Iowa's farm state image starts to fade
Iowa's farm state image starts to fade
By Bruce Morton/CNN
January 19, 2000
Web posted at: 6:21 p.m. EST (2321 GMT)
OSCEOLA, Iowa (CNN) -- Presidential candidates still argue over agricultural issues in Iowa ahead of its first-in-the-nation caucuses, but the state's farm image may be more nostalgia than reality.
Just under 40 percent of Iowans live in rural areas now as more of the jobs in agribusiness focus on fields as diverse as genetics and pharmaceuticals. Fewer people are making a living on the farms.
"I think Iowa is really going through a massive change as a rural economy moving urban. The fact is, the family farm tends to be a nostalgic myth, to be honest about it," said Dean Wright, a sociology professor at Drake University in Des Moines. "Companies like Cargill, Iowa Beef Processors, Pioneer Hybrid, corn companies, beef companies, pig companies have basically taken over the family farm and moved it into a large corporate enterprise."
Change also is coming to Des Moines and the state's other cities.

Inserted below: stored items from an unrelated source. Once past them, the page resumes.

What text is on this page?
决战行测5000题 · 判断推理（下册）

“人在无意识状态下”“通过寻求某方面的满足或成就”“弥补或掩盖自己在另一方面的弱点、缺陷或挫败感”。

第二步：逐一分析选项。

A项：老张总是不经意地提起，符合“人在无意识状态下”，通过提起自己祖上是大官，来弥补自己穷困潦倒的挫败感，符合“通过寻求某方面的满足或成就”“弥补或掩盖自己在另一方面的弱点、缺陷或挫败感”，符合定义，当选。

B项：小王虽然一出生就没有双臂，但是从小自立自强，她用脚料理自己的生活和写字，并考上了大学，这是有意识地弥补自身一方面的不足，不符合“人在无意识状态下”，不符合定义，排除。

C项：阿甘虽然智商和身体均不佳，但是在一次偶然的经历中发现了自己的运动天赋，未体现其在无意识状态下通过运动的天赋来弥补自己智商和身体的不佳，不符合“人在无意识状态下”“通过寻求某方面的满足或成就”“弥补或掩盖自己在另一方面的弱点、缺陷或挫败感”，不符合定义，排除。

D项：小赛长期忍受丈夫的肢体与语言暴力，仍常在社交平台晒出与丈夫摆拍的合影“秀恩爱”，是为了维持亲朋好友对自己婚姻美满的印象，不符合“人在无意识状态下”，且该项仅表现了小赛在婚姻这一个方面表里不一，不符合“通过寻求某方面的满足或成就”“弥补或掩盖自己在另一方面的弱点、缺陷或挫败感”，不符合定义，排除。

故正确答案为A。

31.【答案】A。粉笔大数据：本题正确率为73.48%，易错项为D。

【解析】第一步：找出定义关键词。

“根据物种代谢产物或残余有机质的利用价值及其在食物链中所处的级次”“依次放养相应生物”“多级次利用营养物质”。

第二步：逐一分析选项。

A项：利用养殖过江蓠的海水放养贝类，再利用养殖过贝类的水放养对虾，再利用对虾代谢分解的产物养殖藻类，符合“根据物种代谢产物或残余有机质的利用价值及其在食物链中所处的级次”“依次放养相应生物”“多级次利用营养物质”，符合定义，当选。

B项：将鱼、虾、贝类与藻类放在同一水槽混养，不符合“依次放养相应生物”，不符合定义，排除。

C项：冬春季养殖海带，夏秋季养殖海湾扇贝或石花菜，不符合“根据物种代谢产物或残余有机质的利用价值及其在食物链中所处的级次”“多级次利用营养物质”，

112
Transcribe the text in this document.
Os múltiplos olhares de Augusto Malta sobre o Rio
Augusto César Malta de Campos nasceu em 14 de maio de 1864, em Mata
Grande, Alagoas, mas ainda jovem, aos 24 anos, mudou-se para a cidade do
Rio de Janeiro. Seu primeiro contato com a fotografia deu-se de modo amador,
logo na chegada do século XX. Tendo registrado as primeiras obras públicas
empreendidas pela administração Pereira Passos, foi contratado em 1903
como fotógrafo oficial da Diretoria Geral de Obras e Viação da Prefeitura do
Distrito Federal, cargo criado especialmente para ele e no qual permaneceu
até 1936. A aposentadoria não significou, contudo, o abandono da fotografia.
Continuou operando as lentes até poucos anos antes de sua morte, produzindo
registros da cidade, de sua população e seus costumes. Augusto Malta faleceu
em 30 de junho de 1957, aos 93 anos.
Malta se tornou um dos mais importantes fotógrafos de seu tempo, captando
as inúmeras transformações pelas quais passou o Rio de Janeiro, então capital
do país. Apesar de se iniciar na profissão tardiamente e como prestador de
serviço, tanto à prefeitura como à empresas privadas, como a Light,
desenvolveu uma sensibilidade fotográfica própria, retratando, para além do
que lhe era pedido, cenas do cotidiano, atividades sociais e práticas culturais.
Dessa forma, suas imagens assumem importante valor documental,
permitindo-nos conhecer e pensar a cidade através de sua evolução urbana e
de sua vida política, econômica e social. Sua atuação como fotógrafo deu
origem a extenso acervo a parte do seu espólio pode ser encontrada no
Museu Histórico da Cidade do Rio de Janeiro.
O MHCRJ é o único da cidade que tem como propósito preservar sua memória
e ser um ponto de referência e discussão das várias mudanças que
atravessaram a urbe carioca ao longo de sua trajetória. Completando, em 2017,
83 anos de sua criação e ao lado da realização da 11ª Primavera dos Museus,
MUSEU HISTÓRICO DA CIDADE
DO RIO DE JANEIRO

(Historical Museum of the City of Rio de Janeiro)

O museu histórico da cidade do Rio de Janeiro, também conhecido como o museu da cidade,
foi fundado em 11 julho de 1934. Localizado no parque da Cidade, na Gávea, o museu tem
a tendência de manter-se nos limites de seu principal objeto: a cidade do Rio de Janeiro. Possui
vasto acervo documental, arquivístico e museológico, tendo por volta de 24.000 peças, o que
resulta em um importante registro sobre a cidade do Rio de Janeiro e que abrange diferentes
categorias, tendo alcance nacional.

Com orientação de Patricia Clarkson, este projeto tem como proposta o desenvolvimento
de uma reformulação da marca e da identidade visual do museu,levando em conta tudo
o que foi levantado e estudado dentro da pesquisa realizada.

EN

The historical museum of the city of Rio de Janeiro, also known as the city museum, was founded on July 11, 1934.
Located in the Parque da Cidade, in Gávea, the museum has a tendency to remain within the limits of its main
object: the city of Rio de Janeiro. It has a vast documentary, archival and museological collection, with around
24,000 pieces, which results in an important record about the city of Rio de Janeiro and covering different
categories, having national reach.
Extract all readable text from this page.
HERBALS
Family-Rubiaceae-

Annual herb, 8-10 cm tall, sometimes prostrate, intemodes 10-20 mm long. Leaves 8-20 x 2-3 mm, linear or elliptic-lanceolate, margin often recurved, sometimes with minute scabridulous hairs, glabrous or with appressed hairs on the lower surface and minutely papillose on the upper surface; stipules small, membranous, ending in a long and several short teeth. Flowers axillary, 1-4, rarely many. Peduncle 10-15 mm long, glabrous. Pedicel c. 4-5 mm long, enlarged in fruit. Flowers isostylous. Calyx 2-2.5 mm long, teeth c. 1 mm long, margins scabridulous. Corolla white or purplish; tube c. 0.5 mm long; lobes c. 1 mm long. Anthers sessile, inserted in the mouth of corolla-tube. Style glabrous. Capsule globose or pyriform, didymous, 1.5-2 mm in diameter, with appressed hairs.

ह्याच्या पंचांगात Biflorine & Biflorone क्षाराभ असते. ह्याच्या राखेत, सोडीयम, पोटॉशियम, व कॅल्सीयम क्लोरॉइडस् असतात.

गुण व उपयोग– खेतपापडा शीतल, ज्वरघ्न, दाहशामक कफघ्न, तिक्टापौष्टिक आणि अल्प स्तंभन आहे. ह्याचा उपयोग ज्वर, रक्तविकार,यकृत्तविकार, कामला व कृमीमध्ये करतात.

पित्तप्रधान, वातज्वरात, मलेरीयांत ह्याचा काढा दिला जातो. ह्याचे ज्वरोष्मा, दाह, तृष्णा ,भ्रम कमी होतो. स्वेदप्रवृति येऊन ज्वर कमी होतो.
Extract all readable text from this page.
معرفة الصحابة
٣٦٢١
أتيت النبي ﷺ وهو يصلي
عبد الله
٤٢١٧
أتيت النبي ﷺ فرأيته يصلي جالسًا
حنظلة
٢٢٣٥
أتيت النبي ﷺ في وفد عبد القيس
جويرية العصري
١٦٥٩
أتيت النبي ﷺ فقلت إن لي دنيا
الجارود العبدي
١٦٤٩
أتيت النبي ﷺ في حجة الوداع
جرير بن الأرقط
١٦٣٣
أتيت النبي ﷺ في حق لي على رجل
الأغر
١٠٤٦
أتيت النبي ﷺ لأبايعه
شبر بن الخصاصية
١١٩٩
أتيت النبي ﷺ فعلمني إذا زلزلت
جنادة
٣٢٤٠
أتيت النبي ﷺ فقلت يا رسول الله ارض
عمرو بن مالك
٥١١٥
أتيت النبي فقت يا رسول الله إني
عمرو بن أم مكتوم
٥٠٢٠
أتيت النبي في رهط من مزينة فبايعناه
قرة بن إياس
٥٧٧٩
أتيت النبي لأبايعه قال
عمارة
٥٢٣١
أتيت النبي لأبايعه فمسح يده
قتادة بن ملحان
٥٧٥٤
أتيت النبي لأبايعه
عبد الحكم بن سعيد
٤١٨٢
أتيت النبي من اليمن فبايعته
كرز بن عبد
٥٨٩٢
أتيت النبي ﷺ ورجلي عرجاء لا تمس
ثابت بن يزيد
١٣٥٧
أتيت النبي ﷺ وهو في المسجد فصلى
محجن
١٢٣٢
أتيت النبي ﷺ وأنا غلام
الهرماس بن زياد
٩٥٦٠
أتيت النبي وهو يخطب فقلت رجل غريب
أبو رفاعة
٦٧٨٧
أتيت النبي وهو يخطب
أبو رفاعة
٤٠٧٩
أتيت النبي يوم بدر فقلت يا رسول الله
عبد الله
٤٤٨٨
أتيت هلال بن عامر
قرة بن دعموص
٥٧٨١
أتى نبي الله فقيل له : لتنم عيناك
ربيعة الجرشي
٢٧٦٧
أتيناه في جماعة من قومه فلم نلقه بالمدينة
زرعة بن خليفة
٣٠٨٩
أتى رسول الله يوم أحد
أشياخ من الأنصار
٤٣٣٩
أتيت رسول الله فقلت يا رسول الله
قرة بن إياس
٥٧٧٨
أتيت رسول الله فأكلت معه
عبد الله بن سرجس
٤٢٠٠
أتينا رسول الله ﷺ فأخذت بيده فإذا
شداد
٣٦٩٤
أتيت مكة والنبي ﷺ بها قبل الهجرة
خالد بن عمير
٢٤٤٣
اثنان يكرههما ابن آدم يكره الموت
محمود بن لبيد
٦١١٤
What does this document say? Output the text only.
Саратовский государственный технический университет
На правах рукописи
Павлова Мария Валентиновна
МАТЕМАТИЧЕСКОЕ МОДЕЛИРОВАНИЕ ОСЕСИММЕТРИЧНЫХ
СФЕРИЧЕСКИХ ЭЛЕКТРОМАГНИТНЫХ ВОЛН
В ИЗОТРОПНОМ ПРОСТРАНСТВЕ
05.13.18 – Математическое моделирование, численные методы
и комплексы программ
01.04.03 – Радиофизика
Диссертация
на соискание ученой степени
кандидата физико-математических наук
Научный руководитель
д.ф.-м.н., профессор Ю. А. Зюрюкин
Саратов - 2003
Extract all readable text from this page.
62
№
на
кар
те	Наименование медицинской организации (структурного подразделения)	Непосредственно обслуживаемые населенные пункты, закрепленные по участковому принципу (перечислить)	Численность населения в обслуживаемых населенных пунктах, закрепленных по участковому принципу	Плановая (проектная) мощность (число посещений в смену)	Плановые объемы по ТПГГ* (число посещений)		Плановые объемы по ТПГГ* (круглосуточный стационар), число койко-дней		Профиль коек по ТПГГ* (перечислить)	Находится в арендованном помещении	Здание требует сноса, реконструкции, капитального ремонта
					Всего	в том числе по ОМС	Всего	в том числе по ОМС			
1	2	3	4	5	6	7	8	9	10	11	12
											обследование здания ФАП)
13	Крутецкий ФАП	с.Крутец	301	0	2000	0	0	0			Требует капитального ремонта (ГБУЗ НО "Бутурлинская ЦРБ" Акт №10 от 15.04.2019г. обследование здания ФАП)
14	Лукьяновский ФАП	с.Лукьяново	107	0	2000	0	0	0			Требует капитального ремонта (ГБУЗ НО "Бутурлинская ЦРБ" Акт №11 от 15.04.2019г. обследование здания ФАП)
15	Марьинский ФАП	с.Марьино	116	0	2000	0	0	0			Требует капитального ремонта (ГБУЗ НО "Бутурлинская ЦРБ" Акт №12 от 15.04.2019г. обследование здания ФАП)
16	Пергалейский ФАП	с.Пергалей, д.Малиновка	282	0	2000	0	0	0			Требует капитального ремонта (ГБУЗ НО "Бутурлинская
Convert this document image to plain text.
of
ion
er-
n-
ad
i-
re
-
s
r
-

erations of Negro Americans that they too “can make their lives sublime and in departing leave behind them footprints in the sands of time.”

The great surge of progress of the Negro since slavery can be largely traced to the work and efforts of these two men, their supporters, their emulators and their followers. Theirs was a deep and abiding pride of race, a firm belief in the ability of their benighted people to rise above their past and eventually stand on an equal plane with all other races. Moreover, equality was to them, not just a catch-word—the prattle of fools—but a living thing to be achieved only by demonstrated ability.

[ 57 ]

Teresa Wahlert, a vice president at U.S. West in Des Moines, works on economic development issues, and the companies she deals with aren't in business of agriculture.
"It's high-tech, it's the financial industry, the insurance industry, even manufacturing out in what we would call the suburbs, but really it's all the greater Des Moines area and central Iowa," she said. "All of these really produce the engine of the economy for central Iowa and for Iowa itself. "
Banking and insurance are a long way from farming. Approximately 250,000 people lived in Des Moines when the first caucuses were held in 1972. The city now has a population of 400,000.
"The state tends to be growing, but it's growing in the urban environs," Wright said. "It's the Des Moines that are growing, it's the Waterloos that are growing."
With high-tech jobs and smaller cities, Iowa has things to offer besides farms.
We still are among the very top of all the states in our educational system. And, of course we believe that is a real value, quality of life issue, that most anybody is interested in," Wahlert said.
Iowa has built it, and they have come. Susan Ramsey of the Greater Des Moines Partnership went away to work for 10 years, but when she came back for a visit, she decided to stay.
"When you have a family, when you start raising children, you want to provide the best for them and you see what schools are like in other areas of the country," she said. "Or you look at the bars in the windows in other urban areas, and you want an urban existence but you also want the childhood you grew up with, and that's what brought me home."
The state is changing its agricultural image but it is also on kind of an economic roll. Take the brand new Lakeside Casino in Osceola, 45 minutes south of Des Moines, which brought 800 jobs with it.
"It's definitely going to have an impact on the region any time you introduce that kind of a payroll into an area like this, people are going to feel the ripple effect of it. You bet," said Joe Massa, the general manager of Lakeside Casino & Resort.